Damit man den Schmerz im Kopf vertreiben kann, können kleine Änderungen im Alltag schon wahre Wunder bewirken.
Ziehende, drückende, pochende oder hämmernde Kopfschmerzen sind nur 4 der 200 verschiedenen Arten leiden zu können. Dabei können diese Schmerzen einseitig oder beidseitig auftreten, mit Pausen oder durchgängig, mit eingehender Übelkeit oder ohne.
Nahezu jeder Mensch müsste diese Art von Schmerz bereits kennen. Die Krankheit könnte als Volkskrankheit bezeichnet werden – ca. 70% der Deutschen leiden in ihrem Leben mindestens einmal unter Kopfschmerzen.
Was der Auslöser der Schmerzen ist, hängt von der jeweiligen Art des Kopfschmerzes ab.

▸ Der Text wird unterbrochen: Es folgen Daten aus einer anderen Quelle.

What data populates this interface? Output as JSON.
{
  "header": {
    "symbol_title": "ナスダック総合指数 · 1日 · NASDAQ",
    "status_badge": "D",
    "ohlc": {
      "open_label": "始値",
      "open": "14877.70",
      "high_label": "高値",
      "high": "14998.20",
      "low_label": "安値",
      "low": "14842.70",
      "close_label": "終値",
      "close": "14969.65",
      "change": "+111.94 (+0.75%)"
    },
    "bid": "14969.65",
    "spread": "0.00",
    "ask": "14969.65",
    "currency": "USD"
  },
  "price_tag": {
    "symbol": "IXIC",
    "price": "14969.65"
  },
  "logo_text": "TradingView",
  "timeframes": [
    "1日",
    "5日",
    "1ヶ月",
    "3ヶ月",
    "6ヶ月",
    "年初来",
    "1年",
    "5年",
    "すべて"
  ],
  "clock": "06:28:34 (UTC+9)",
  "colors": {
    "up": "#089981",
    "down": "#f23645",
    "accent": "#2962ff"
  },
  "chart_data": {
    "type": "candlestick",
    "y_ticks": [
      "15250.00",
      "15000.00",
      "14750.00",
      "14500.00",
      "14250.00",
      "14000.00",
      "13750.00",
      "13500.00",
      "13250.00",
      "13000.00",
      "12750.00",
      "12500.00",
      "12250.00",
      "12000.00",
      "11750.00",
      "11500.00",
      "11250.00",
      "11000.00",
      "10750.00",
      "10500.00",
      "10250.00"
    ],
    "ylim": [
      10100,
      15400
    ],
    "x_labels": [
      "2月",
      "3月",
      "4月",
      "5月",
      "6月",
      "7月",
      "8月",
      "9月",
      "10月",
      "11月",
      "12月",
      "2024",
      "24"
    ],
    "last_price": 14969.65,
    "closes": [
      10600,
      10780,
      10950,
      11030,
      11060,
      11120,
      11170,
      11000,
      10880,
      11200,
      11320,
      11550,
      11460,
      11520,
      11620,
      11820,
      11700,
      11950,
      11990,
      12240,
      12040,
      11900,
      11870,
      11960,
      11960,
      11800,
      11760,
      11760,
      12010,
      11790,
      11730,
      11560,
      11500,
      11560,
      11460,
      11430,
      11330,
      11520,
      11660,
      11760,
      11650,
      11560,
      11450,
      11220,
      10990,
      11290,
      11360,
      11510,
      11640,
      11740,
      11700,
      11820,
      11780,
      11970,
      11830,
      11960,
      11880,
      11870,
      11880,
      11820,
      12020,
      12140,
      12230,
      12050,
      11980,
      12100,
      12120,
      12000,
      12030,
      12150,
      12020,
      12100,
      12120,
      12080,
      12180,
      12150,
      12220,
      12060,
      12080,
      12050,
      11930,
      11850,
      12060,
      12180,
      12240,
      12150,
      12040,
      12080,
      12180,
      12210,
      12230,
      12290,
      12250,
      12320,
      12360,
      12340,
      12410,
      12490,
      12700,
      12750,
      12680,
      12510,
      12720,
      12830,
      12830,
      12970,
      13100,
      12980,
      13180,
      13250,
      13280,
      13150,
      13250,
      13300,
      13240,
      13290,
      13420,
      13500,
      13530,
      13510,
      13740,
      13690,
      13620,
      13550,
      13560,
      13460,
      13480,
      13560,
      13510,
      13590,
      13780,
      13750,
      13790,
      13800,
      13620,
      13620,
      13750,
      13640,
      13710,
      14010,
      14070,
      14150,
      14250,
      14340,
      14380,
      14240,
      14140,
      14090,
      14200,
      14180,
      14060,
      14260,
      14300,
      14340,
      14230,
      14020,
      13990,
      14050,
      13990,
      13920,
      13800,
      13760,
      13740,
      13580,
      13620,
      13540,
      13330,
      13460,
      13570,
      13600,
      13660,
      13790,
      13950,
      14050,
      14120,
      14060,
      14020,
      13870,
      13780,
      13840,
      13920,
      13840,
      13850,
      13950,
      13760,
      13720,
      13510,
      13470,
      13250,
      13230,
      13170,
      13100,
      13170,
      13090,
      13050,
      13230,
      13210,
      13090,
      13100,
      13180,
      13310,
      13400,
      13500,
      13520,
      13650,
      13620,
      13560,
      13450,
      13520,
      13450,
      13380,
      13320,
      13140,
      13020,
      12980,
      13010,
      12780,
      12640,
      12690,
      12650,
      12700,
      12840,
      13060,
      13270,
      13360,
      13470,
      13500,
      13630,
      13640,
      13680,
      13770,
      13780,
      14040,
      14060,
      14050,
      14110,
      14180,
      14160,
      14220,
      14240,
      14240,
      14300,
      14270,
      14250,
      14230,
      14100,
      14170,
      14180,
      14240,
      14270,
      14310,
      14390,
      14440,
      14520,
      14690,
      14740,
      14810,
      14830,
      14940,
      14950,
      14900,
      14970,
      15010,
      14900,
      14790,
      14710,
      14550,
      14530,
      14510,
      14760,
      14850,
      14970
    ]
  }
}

Die am häufigsten vorkommenden Kopfschmerz Typen sind die Spannungs-Kopfschmerzen (die am meisten verbreitete Kopfschmerzart), die Migräne (eine chronische Krankheit, geht einher durch eine neurologische Störung), Cluster-Kopfschmerzen (Kopfschmerz aufgrund von entzündeten Venen hinter dem Augapfel) und die Kopfschmerzen durch Schmerzmittel (bei Arzneimittelsucht).
Auch bei Kindern kann die Krankheit auftreten. Weiterhin sind Frauen eher von Migräne Kopfschmerzen geplagt als Männer, bei letzteren erfolgt eher der Cluster Kopfschmerz.
Nur bei wenigen entwickelt sich ein chronisches Leiden der Kopfschmerzen. Die Folgen sind weniger Lebensqualität und möglicherweise auch eine schlechtere Lage im Job aufgrund von fehlenden Arbeitstagen.
Im Robert-Koch-Institut von Berlin rechnete man die Kosten für die Volkswirtschaft aus. 2,5 Mrd. Euro können für Behandlung, Rehabilitation und eine eventuelle Frühverrentung zusammenkommen.
Allerdings können die Kopfschmerzen auch Warnsignale darstellen. In Fachkreisen unterscheidet man daher von primären sowie sekundären Kopfschmerz Formen. Sie unterscheiden Kopfschmerzen aufgrund von Überreizung und Stress von „echten“ Kopfschmerzen, die eine andere Ursache haben, wie beispielsweise eine Schädelverletzung, Kiefer-Fehlstellung oder einen Bluthochdruck.